This WFH accessory is designed to monitor your posture for healthy spinal alignment

Uplift is a posture-monitoring desk accessory that broadcasts users’ real-time side profiles and posture-correcting suggestions.

Working from home has done a number on our spinal alignment. As we crunch in work to meet our deadlines, we gradually hunch over the laptop to meet its screen without ever realizing how it affects our spines and postures. While physical posture correctors do exist, wearing harnesses at work isn’t exactly ideal. Introducing a more applicable way to correct our postures without distracting us from work Uplift is a remote posture monitor designed to operate as a desk clock.

Designer: Aj Choudhury

In designing Uplift, Aj Choudhury felt inspired by the appeal of smoothies. Generally accepted as the blueprint for a healthy meal, smoothies offer a convenient and tasty way of getting in all of your daily nutrients without making you feel like you’re choking on pounds of broccoli. Designed to be the size of a pocket watch that can sit on your desk as a small clock, Uplift stays out of your personal space, yet still manages to offer the same perks as a posture corrector.
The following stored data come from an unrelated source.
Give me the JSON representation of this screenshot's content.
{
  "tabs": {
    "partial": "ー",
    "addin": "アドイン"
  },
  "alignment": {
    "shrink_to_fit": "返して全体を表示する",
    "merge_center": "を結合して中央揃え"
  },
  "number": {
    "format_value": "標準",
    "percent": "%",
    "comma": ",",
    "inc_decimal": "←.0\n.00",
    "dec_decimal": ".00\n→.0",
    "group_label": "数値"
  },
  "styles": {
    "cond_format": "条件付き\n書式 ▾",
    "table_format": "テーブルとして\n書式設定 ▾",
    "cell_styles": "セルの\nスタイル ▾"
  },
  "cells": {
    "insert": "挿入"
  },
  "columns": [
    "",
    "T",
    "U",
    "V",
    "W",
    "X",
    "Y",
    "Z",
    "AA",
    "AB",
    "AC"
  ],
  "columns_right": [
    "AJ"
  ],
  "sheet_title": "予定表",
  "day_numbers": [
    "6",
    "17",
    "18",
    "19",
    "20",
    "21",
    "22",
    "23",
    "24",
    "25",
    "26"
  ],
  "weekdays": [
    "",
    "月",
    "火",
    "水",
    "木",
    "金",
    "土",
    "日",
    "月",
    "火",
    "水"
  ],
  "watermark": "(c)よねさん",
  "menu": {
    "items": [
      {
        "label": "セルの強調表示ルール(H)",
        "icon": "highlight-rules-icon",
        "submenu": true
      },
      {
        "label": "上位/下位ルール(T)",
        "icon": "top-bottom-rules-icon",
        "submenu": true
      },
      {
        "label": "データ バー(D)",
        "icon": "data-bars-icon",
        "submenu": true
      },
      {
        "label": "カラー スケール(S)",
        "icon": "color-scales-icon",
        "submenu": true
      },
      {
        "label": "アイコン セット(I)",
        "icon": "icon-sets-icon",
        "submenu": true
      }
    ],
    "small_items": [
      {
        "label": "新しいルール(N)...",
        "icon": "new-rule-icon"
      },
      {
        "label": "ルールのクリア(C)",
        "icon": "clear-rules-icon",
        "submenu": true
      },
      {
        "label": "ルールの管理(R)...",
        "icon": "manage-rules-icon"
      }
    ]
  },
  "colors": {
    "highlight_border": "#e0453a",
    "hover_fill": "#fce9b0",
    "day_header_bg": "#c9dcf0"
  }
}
Being sedentary for long hours at a time, unfortunately, comes with the territory of the workday. It’s just the reality of it. As a result, workers suffer back pain and long-term spinal damage that arises from sitting too long in uncomfortable and unergonomic positions. Uplift comes in handy during those hours since it reminds users to stand up and walk around a bit when they’ve been sitting for too long.

Choudhury created Uplift as a posture-monitoring accessory hub, “that sits at the user’s desk, encouraging them to reduce slouching and sedentary time. Dressed in soft-touch resin and given a slim profile, Uplift has a tactile appeal and portable size.

It does this with a real-time view of the user’s posture along with useful prompts and advice.” From the device’s main display, users can witness a real-time side profile of their spinal alignment as well as broadcast suggestions to ‘lift your seat,’ or ‘raise your screen angle.’